René Schneider

Personal information
- Date of birth: 1 February 1973 (age 53)
- Place of birth: Schwerin, East Germany
- Height: 1.87 m (6 ft 2 in)
- Position: Defender

Youth career
- Motor Schwerin
- ISG Schwerin
- 1. FC Magdeburg

Senior career*
- Years: Team / Apps / (Gls)
- 1989–1993: 1. FC Magdeburg / 58 / (4)
- 1993–1994: BSV Brandenburg / 23 / (5)
- 1994–1996: Hansa Rostock / 62 / (12)
- 1996–1999: Borussia Dortmund / 11 / (3)
- 1999–2001: Hansa Rostock / 11 / (1)
- 2001–2002: Hamburger SV / 0 / (0)
- 2002–2004: VfL Osnabrück / 3 / (0)
- 2004–2007: SV Warnemünde

International career
- 1995–1996: Germany U-21 / 8 / (1)
- 1995–1996: Germany / 1 / (0)

Medal record
Men's football
Representing Germany
UEFA European Championship
| Winner | 1996 England |  |

= René Schneider (German footballer) =

German footballer

René Schneider (born 1 February 1973) is a German former professional footballer who played as a defender.

==Club career==
Schneider played mostly for Hansa Rostock.

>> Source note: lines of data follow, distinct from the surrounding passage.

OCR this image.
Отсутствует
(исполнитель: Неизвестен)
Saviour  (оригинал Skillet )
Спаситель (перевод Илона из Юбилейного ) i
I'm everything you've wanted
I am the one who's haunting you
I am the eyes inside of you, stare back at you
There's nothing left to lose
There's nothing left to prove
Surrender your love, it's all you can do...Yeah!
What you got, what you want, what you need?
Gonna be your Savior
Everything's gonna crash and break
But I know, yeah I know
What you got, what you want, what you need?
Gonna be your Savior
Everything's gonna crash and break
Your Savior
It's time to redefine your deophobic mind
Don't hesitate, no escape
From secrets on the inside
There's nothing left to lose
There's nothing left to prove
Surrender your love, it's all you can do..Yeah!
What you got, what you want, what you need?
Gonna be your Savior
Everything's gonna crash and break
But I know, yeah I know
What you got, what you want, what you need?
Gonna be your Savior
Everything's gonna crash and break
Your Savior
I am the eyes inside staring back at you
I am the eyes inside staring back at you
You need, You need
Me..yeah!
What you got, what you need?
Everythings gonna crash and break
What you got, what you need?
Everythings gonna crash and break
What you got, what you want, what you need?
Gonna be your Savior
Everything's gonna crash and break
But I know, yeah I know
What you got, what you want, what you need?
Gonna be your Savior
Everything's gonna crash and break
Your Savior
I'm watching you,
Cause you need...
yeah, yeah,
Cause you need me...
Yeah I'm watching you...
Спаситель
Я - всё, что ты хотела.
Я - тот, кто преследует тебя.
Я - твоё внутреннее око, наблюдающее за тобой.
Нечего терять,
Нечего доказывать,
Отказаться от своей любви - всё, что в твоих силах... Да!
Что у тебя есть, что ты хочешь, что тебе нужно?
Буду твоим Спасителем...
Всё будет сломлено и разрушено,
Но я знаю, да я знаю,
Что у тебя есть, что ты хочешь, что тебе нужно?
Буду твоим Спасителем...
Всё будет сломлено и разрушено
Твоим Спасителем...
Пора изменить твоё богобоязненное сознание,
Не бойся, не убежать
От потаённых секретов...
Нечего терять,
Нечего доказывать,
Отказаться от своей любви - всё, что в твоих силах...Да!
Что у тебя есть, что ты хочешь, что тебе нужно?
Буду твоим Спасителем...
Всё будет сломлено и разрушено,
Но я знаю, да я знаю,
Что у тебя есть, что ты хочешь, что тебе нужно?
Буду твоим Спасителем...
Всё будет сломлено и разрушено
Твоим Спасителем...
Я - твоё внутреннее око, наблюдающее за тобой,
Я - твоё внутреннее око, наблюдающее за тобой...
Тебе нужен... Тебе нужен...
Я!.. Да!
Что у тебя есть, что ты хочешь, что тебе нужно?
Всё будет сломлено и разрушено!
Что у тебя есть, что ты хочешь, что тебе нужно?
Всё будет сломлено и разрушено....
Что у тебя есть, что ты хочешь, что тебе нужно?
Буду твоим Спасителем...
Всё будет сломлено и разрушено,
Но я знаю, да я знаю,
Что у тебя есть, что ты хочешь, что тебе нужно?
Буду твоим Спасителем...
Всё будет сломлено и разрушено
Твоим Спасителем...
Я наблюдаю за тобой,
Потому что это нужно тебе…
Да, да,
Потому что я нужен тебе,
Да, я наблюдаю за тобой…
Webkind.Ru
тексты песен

During his time at Borussia Dortmund he gained a Champions League medal in 1997, making one appearance en route to the final. This came against Auxerre in the quarterfinal first leg, a game in which he also scored. He was, however, left off of the squad for the final altogether.

==International career==
At international level, Schneider played one match for Germany national team in 1995 against South Africa and was an unused squad member of the team that won the 1996 UEFA European Championship.